My Turkish never prepared me for a trip to the emergency room.
But I’m sure the ice pack on my forehead and the bandaged wounds on my arms was enough evidence that I needed immediate assistance.
All I could really sputter out was “Mutfakta, bir kapi camli var. (In the kitchen, there’s a glass door.) Then, I turned to charades. My husband showed a picture on my cell phone of the earlier accident. I didn’t even know the Turkish word for accident.
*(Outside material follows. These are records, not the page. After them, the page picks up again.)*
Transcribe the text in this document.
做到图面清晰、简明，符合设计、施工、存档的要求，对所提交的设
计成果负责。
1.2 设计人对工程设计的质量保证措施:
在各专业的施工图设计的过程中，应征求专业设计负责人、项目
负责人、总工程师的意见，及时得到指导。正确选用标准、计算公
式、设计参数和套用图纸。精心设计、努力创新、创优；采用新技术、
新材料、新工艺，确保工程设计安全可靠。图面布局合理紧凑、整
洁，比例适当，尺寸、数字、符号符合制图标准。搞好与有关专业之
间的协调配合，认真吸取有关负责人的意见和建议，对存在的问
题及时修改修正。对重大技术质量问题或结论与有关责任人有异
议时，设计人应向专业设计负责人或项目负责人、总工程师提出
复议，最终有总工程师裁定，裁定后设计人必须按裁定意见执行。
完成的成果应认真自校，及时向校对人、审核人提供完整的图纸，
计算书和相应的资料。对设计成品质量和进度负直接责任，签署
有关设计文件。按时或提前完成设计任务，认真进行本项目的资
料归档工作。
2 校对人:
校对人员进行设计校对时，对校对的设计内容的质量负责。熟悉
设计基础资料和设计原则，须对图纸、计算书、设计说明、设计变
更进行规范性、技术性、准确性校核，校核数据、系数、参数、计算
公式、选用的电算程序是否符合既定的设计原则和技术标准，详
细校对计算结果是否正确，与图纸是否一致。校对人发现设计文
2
The staff at the American Hospital in Istanbul quickly rushed me into a room and had me lie down on a gurney. (If we were in America, I probably would have waited forever just to get into a room.) My husband handed off my passport and insurance card. I just laid there stiff as a board in fear of moving, covered in a crisp white sheet.
Was there still glass in my arms? I wondered.
My head and nose felt like someone had solidly punched me in the face.
On Monday night, I was in the salon working on the computer while I waited for my apple tarts to finish baking. The kitchen timer for my tarts went off so I rushed into the kitchen.
In reality, I rushed straight into these stupid sliding glass doors that separate the kitchen from the salon. One of the tempered glass panels shattered when I hit the door. I stood there stunned as the glass shards fell around me. My arms were outstretched with blood dripping down and tiny pieces of glass were embedded in my arms.
My husband turned off the timer, pulled the tarts out the oven per my request, ran back to me and had me sit down away from the crunching sound of glass.
The next 30 minutes were a bit of blur as my husband carefully rinsed my arms off in the bathroom sink to get rid of the glass and blood, and I held an ice pack to my badly bruised nose and forehead. Our apartment building’s security guys rang our doorbell to see if we were alright. Jason fumbled around in Turkish and told them we had to go the hospital. They surveyed the scene and let us go.
Soon, we grabbed our Turkish dictionary, a water bottle and my passport and were out the door. Luckily, the American Hospital is only a short 5-minute drive away from our apartment.
At the hospital, the staff members were quick, efficient and kind to me. The Turkish doctor who saw me spoke English. They cleaned and bandaged my wounds. The doctor told me I was very lucky the door was tempered glass or my cuts would’ve been a lot worse. I didn’t need any stiches, just several butterfly bandages and normal Band-Aids.
However, my throbbing nose was another story. Apparently, it took the brunt of the crash.
A friendly Turkish staff member wheeled me in the x-ray room. The x-rays showed my nose was fractured. This is the first broken bone I’ve ever had in 36 years.
The doctor called the plastic surgeon. It was nearly 1 a.m., but the surgeon came anyway – all the way from the Asian side. (Again, this would never happen in America, I thought.)
When he arrived, he ordered a CT scan for my head to see how badly the nose was fractured. I didn’t have a concussion either. Later, he reported I may need surgery next week, but to see him for a follow up visit on Thursday (tomorrow).
Despite my injuries, I was surprised and impressed by the whole process in the emergency room at the American Hospital. Everyone was helpful and compassionate.
Sometimes there was a slight language barrier, but not anything we couldn’t figure out or muddle through. The doctor and the plastic surgeon spoke English and made us feel at ease.
If you ever happen to get injured in Istanbul, the American Hospital is the place to be.
Back home, I’ve been recuperating with an ice pack on my nose and simply resting. I’ve been going nonstop for the past eight weeks. Maybe this whole unfortunate accident was a sign that I should slow down. I guess I don’t really have a choice for the next week or so.
At least, I was fortunate enough to have a husband that saved my apple tarts and me in the process.